The authors used RNA sequencing (RNA-seq) to determine gene activity in human embryonic samples from 15 separate organs and tissues, including sites of mixed origin with regards to the three germ layers, such as palate and limbs, as these can be subject to major developmental disorders. “Many studies tend to focus on one organ system, when in fact understanding, for example, liver development is as much about deciphering why and how it differs from heart development,” says senior author Neil Hanley (University of Manchester, UK). “Our approach provided an opportunity to obtain a global view of the processes at play in human embryogenesis.”

Comparison of the embryonic RNA-seq data with previously published fetal RNA-seq data showed that the transcriptomes were distinct.

Hanley and co-workers then adapted the statistical principal components analysis (PCA), a mathematical algorithm that reduces data dimensionality while retaining most of the variation in a data set, by imposing a hierarchical developmental lineage on the different organs and tissues. When applied to the gene expression data, this approach, which the authors called lineage-guided PCA (LgPCA), revealed organ-specific signatures as well as unique patterns of gene expression across groups of related tissues.

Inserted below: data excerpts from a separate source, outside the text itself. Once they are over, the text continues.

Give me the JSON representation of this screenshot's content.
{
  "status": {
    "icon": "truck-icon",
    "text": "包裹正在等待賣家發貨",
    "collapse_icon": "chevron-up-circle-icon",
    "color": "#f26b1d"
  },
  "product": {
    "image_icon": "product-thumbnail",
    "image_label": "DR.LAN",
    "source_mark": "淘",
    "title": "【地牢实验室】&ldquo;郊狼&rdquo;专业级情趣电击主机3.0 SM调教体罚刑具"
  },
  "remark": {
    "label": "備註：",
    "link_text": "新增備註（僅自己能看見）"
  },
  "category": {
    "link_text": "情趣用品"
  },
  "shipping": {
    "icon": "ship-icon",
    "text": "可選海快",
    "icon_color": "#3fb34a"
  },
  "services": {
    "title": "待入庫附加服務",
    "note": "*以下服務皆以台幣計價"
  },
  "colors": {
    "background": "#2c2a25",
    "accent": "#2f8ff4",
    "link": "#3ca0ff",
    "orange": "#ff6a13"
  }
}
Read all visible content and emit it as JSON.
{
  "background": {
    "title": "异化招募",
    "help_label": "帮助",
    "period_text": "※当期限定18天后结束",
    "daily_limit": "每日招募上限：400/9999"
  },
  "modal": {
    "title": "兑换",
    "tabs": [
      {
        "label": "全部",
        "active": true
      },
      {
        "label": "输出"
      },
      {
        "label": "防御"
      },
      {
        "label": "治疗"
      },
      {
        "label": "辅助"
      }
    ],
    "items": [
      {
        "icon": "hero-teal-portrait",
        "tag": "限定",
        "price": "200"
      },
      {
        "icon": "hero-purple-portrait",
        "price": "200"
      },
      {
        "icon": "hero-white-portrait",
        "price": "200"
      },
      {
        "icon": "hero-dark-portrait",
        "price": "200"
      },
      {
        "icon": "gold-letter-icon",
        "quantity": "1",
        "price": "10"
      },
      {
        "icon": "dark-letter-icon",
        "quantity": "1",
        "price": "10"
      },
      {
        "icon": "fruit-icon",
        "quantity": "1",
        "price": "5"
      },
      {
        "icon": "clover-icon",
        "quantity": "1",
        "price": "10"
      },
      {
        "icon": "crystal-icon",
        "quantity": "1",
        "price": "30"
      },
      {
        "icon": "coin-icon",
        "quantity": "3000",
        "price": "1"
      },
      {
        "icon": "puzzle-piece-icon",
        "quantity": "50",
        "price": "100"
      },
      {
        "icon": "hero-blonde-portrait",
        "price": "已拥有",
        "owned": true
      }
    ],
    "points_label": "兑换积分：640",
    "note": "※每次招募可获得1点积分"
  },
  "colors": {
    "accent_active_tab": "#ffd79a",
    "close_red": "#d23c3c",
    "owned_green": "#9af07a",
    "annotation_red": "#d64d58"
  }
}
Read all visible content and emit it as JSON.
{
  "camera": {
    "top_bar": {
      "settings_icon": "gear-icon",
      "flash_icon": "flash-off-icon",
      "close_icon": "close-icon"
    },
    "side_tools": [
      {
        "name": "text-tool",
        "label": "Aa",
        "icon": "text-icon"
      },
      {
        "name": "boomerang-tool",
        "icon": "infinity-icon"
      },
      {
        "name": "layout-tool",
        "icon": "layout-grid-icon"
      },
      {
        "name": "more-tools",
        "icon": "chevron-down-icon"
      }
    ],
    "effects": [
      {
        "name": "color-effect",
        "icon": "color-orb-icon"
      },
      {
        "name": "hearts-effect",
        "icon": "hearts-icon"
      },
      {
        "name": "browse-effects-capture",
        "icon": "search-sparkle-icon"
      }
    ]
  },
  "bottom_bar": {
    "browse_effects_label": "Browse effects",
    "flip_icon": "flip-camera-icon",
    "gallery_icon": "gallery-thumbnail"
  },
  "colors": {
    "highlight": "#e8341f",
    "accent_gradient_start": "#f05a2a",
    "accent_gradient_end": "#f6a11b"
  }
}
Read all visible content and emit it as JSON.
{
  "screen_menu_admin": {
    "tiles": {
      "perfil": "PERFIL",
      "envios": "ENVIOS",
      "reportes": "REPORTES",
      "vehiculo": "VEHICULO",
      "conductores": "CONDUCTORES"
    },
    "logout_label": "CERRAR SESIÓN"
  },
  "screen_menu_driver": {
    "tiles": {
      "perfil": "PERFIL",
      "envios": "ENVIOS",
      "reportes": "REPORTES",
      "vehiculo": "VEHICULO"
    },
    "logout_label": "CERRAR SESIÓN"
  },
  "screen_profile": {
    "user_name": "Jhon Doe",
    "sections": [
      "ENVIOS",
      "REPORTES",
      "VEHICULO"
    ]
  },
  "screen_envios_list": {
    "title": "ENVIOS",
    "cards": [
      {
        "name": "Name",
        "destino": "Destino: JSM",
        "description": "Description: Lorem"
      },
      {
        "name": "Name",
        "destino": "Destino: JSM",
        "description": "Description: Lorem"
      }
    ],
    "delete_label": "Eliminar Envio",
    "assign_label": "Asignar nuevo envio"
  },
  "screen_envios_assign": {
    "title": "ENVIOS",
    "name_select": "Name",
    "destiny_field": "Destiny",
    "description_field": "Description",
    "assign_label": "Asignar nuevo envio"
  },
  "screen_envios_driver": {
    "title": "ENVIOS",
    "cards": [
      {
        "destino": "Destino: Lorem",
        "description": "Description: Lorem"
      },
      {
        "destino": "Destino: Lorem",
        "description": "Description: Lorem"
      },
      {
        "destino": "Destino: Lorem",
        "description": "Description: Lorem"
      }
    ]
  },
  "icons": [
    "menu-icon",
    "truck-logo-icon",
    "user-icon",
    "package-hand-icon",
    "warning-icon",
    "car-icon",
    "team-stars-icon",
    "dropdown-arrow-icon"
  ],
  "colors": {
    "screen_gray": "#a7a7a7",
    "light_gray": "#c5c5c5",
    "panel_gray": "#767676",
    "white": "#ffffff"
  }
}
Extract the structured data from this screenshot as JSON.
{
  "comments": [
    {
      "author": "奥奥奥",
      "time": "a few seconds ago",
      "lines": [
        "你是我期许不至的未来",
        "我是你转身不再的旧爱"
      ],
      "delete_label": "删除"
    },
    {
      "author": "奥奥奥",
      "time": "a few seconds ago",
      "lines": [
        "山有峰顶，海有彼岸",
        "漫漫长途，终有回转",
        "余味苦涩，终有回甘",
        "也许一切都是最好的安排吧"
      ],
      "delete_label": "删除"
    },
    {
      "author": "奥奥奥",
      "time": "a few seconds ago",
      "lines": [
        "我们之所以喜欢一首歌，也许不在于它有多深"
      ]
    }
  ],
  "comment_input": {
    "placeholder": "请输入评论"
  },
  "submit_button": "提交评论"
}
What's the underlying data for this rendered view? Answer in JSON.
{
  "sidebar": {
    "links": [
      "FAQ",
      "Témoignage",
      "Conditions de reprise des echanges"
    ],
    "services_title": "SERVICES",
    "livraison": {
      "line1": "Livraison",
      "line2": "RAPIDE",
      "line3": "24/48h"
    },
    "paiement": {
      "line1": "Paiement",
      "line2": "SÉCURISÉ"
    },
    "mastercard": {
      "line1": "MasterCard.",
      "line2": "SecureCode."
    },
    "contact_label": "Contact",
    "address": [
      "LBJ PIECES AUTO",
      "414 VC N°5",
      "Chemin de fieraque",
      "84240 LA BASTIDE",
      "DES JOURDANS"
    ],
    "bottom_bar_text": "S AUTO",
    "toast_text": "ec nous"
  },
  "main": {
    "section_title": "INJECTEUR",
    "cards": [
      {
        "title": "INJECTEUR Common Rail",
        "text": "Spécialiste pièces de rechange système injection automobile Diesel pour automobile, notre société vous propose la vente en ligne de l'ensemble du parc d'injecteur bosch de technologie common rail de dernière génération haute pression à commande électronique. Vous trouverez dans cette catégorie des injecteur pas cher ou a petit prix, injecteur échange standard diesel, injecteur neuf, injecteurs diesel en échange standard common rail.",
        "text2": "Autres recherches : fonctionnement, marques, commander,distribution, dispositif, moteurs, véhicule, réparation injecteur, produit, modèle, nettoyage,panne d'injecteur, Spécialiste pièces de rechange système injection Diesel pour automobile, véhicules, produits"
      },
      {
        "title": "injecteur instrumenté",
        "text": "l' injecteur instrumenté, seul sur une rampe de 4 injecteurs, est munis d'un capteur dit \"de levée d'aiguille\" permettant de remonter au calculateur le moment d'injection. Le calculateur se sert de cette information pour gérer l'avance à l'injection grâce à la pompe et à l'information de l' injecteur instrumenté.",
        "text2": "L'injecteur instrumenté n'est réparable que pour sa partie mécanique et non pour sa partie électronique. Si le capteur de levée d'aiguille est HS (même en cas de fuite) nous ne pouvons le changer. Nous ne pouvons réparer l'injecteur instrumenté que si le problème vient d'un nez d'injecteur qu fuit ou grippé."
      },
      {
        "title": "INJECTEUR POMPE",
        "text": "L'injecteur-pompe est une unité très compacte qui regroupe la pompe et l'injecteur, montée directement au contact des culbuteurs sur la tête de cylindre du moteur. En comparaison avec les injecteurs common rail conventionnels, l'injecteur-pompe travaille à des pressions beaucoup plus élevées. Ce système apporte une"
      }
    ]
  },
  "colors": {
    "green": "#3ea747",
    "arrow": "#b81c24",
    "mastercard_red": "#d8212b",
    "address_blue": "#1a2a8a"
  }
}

On the basis of gene co-expression patterns across tissues or within individual organs, the team were able to determine key regulators of human organogenesis, including both previously established factors such as hepatocyte nuclear factor 4α (HNF4α) in the liver, as well as new candidate transcription factors.

LgPCA was also able to pinpoint the causes of human congenital disorders. For example, when applied to syndromes of unknown aetiology, LgPCA implicated the genes DLX5, DLX6, LHX8 and FOXF2 in the development of cleft palate.

Finally, the authors identified 6,251 novel transcripts during human organogenesis that are likely to be non-coding and that exhibit high tissue-specificity. Hanley and colleagues are currently expanding the atlas to incorporate more cell and organ types, across different developmental stages, and including epigenomic marks.